Oh oh! It was fun inside. Great fun. But if ever in a dreary moment I want to call up a picture of the whole joy of life concentrated into a single figure – then I shall think not of the dancers inside the club, but of you dear Frenchman, dancing and laughing alone there on a fire escape under the stars.”
Return to Australia
On the couple’s return to Australia, Curlewis continued to write. Some of her later articles for The Home are entitled From an Australian Sketchbook – being further notes from the pages of a Philosophic Diarist. One of her last publications (if not the last) that can be found on Trove is a poem entitled The World Lover published in Art in Australia. It is a sad poem about lost love.
“Jean Curlewis’s later years were spent in a family cottage at the Blue Mountains and in private hospitals where she died from the disease she had fought for almost a decade.” When I read about Brenda (from The Ship That Never Set Sail) walking the streets late at night in the Blue Mountains with her brother and her friend Lloyd, I wondered if Jean thought about her too, back in the Blue Mountains too ill to leave her bed.

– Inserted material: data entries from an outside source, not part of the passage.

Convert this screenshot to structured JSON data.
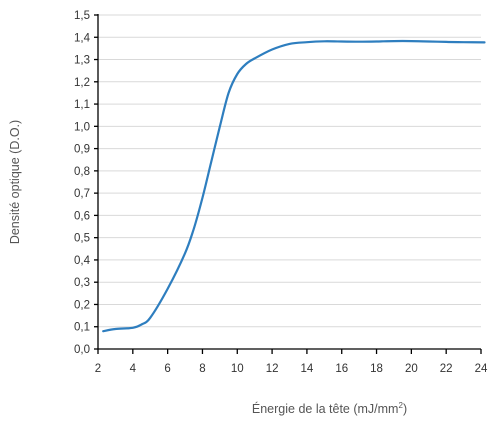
{
  "chart_data": {
    "type": "line",
    "title": "",
    "xlabel": "Énergie de la tête (mJ/mm²)",
    "xlabel_main": "Énergie de la tête (mJ/mm",
    "xlabel_sup": "2",
    "xlabel_end": ")",
    "ylabel": "Densité optique (D.O.)",
    "xlim": [
      2,
      24
    ],
    "ylim": [
      0,
      1.5
    ],
    "xticks": [
      2,
      4,
      6,
      8,
      10,
      12,
      14,
      16,
      18,
      20,
      22,
      24
    ],
    "yticks": [
      "0,0",
      "0,1",
      "0,2",
      "0,3",
      "0,4",
      "0,5",
      "0,6",
      "0,7",
      "0,8",
      "0,9",
      "1,0",
      "1,1",
      "1,2",
      "1,3",
      "1,4",
      "1,5"
    ],
    "grid": "horizontal",
    "series_color": "#2e7ebf",
    "series": [
      {
        "x": [
          2.3,
          3.0,
          4.0,
          4.5,
          5.0,
          6.0,
          7.0,
          7.5,
          8.0,
          8.5,
          9.0,
          9.5,
          10.0,
          10.5,
          11.0,
          12.0,
          13.0,
          14.0,
          15.0,
          16.0,
          17.0,
          18.0,
          19.0,
          20.0,
          21.0,
          22.0,
          23.0,
          24.2
        ],
        "y": [
          0.08,
          0.09,
          0.095,
          0.11,
          0.14,
          0.27,
          0.43,
          0.54,
          0.68,
          0.84,
          1.0,
          1.15,
          1.235,
          1.28,
          1.305,
          1.345,
          1.37,
          1.378,
          1.382,
          1.381,
          1.38,
          1.381,
          1.383,
          1.383,
          1.381,
          1.379,
          1.378,
          1.377
        ]
      }
    ]
  }
}
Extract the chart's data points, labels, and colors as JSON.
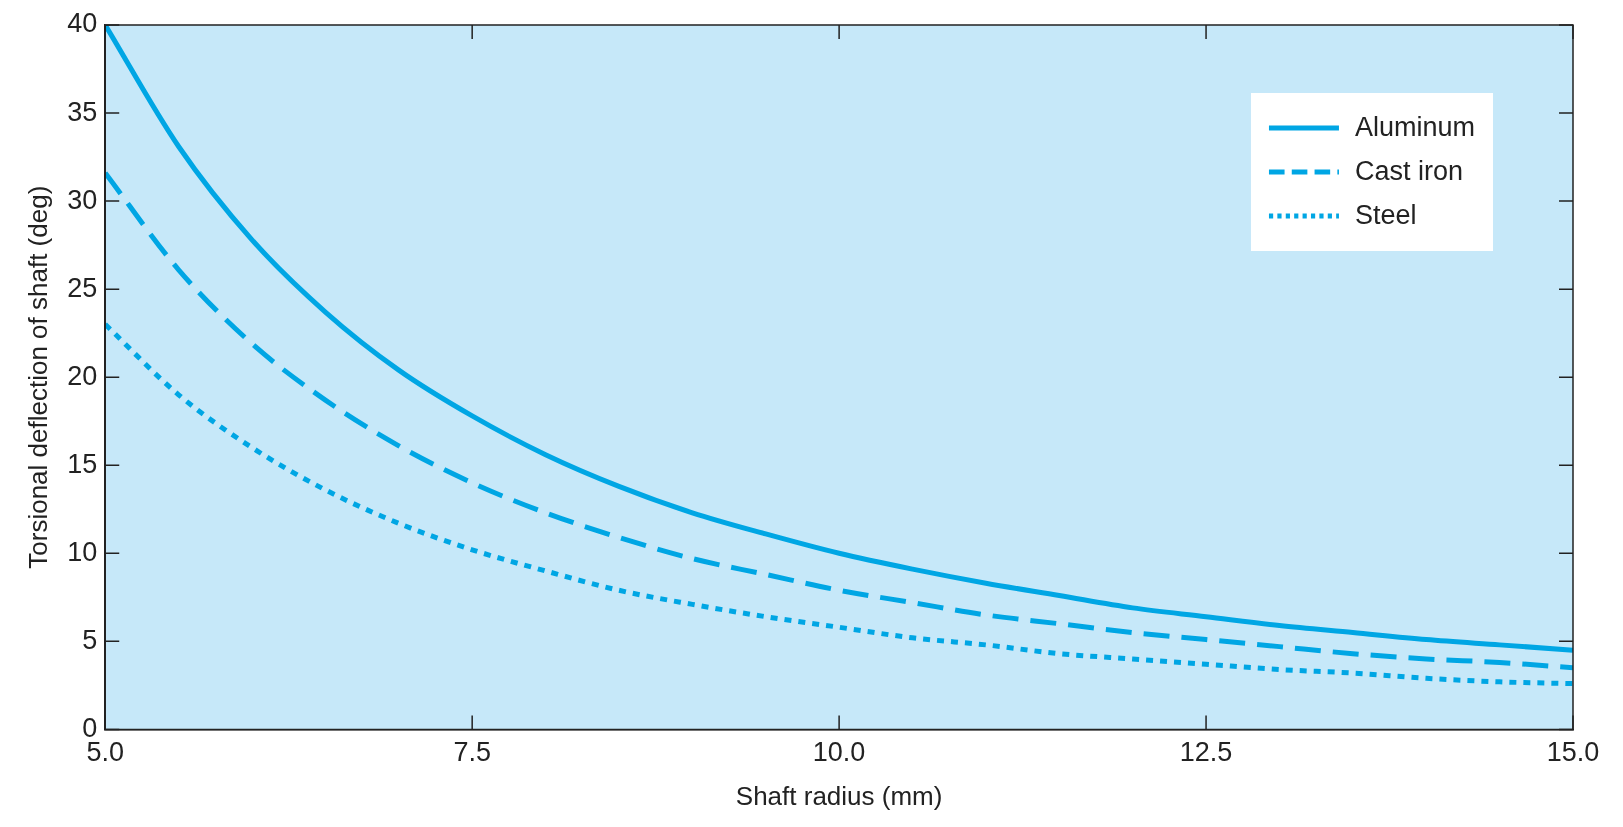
{
  "chart_data": {
    "type": "line",
    "xlabel": "Shaft radius (mm)",
    "ylabel": "Torsional deflection of shaft (deg)",
    "x": [
      5,
      5.5,
      6,
      6.5,
      7,
      7.5,
      8,
      8.5,
      9,
      9.5,
      10,
      10.5,
      11,
      11.5,
      12,
      12.5,
      13,
      13.5,
      14,
      14.5,
      15
    ],
    "series": [
      {
        "name": "Aluminum",
        "color": "#00a6e4",
        "line_style": "solid",
        "values": [
          40,
          33.1,
          27.8,
          23.7,
          20.4,
          17.8,
          15.6,
          13.8,
          12.3,
          11.1,
          10,
          9.1,
          8.3,
          7.6,
          6.9,
          6.4,
          5.9,
          5.5,
          5.1,
          4.8,
          4.5
        ]
      },
      {
        "name": "Cast iron",
        "color": "#00a6e4",
        "line_style": "dashed",
        "values": [
          31.6,
          26.1,
          21.9,
          18.7,
          16.1,
          14.0,
          12.3,
          10.9,
          9.7,
          8.8,
          7.9,
          7.2,
          6.5,
          6.0,
          5.5,
          5.1,
          4.7,
          4.3,
          4.0,
          3.8,
          3.5
        ]
      },
      {
        "name": "Steel",
        "color": "#00a6e4",
        "line_style": "dotted",
        "values": [
          23.0,
          19.0,
          16.0,
          13.6,
          11.7,
          10.2,
          9.0,
          7.9,
          7.1,
          6.4,
          5.8,
          5.2,
          4.8,
          4.3,
          4.0,
          3.7,
          3.4,
          3.2,
          2.9,
          2.7,
          2.6
        ]
      }
    ],
    "xlim": [
      5,
      15
    ],
    "xticks": [
      {
        "value": 5,
        "label": "5.0"
      },
      {
        "value": 7.5,
        "label": "7.5"
      },
      {
        "value": 10,
        "label": "10.0"
      },
      {
        "value": 12.5,
        "label": "12.5"
      },
      {
        "value": 15,
        "label": "15.0"
      }
    ],
    "ylim": [
      0,
      40
    ],
    "yticks": [
      0,
      5,
      10,
      15,
      20,
      25,
      30,
      35,
      40
    ],
    "grid": false,
    "legend": "top right",
    "marker": "none"
  }
}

Her early death was such a loss to Australian literature. I can’t help wondering, still, what other novels she might have gone on to write.
Debbie Robson lives on the NSW Central Coast. She is the the author of Tomaree, a WWII love story set in Port Stephens, New South Wales, Australia and Crossing Paths: the BookCrossing novel.
Thanks for introducing me to Jean Curlewis and her work, Debbie. I’m very familiar with the settings of her novels and like the idea of reading an alternative to the usual “bush” focus. How sad she died so young!